Le conducteur qui règne à Saints

Les faits survenus en janvier dernier peuvent être jugés parce que le cycliste a activé la caméra qu’il portait sur sa veste, puis les photos ont été publiées sur Internet où elles sont devenues virales.

Michel Benezra, avocat de l’association Mon vélo est une vie, qui a été saisie par la victime, se félicite, “Il est rare que vous puissiez poursuivre les auteurs de tels actes pour violences volontaires.” Il ajoute : “Aujourd’hui, dans 80% des cas, quand un cycliste se blesse, c’est volontaire. Mais c’est très difficile à prouver à moins que la scène ne soit filmée.”

Les photographies montrent une route étroite en Charente Maritime entre Royan et Samosak. Lorsqu’ils démarrent, le cycliste a déjà dépassé le camion-benne qu’il a indiqué en roulant plus lentement et en s’approchant de son côté de la route. Il dira en vain, car il est obligé de rouler côté herbe.

Le cycliste reprend sa route, mais entend bientôt un moteur derrière lui. Inquiet, il connecta la caméra. Les images montrent le camion-benne le dépassant et le pressant au point de le faire tomber puis de s’arrêter. Le conducteur et son passager, son jeune fils, sont descendus du camion, ont crié après le cycliste et ont commencé à le frapper, brisant la caméra.

A l’audience, en tenue de vélo

Ce court métrage a permis au procureur général de Sants de poursuivre le chauffeur pour violences volontaires avec arme par destination, en l’occurrence un camion benne, ce qui a entraîné une interruption temporaire d’activité de plus de huit jours (30 jours au total).
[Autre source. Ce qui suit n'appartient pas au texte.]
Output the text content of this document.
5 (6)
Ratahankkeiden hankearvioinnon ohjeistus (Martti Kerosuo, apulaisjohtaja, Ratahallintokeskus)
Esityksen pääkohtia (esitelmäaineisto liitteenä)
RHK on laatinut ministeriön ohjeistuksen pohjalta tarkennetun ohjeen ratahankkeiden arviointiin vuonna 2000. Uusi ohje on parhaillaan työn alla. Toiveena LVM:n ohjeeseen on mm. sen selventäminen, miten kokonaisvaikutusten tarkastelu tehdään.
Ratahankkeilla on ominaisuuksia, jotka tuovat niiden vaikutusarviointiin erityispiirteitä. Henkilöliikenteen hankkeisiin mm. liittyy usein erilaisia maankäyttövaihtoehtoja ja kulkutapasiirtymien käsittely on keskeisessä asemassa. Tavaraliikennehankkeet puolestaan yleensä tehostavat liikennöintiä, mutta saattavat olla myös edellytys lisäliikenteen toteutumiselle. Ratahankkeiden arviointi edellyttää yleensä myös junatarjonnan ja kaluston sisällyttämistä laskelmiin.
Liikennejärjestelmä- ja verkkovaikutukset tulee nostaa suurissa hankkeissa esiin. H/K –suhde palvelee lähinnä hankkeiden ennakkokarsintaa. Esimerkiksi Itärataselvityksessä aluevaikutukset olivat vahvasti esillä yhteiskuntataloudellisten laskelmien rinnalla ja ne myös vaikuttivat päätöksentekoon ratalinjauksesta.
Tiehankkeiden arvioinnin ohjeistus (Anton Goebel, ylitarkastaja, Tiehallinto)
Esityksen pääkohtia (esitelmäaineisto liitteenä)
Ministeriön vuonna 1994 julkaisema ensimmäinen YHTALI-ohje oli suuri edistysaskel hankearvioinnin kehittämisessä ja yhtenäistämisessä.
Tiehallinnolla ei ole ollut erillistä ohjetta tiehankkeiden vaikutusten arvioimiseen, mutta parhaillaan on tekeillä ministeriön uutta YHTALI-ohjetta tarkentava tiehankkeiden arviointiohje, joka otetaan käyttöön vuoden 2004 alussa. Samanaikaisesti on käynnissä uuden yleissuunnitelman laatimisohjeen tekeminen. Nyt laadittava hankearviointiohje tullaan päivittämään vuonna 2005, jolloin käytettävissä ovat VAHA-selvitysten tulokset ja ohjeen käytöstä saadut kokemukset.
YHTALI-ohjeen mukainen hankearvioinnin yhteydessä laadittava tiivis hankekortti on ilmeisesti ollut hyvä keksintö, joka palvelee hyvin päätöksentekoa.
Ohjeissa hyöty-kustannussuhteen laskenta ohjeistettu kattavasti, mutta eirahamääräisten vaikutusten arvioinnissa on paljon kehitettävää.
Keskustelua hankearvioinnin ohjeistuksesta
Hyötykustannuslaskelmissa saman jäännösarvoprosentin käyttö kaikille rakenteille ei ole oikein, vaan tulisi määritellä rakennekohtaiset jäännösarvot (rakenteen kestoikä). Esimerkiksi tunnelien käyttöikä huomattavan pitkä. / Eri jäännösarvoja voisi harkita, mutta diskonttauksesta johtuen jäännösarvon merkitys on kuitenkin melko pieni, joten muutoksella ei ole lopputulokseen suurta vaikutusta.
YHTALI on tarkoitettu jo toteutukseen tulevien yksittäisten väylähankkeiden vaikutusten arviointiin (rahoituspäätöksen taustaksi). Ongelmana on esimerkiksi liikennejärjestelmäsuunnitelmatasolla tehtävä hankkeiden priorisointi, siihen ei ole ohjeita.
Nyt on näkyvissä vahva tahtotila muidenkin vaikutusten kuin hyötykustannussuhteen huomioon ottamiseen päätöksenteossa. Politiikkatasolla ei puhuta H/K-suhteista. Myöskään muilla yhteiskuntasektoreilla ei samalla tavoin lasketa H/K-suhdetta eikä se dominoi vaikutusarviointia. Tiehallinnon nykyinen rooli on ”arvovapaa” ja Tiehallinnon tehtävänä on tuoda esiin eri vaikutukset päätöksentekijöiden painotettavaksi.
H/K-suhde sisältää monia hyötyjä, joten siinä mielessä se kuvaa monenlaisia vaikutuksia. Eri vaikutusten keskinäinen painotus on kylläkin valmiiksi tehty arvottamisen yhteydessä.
Pour Teodoro Bartuccio, président de My Bike Is Life, ce genre de nouvelles est « régulière. […] Les gens utilisent leur charrette pour obtenir justice. » Il entend se servir de cette affaire pour changer la loi et les mentalités, en réclamant des sanctions plus sévères pour les automobilistes.

Dans un communiqué, son association a appelé “les fans de la jeune reine à assister et à soutenir la victime en assistant l’arbitre en tenue de cycliste”.

Le conducteur encourt trois ans de prison et 45 000 euros d’amende. Il s’est présenté seul, son fils, moins impliqué, ayant subi une mesure alternative d’ester en justice devant le Délégué du Procureur.

L’association insiste sur le fait que “le camionneur doit recevoir une sanction exemplaire mais aussi, un message doit être envoyé en faveur du partage des espaces ouverts et du respect de la vie des cyclistes”.

Leave a Reply

Your email address will not be published.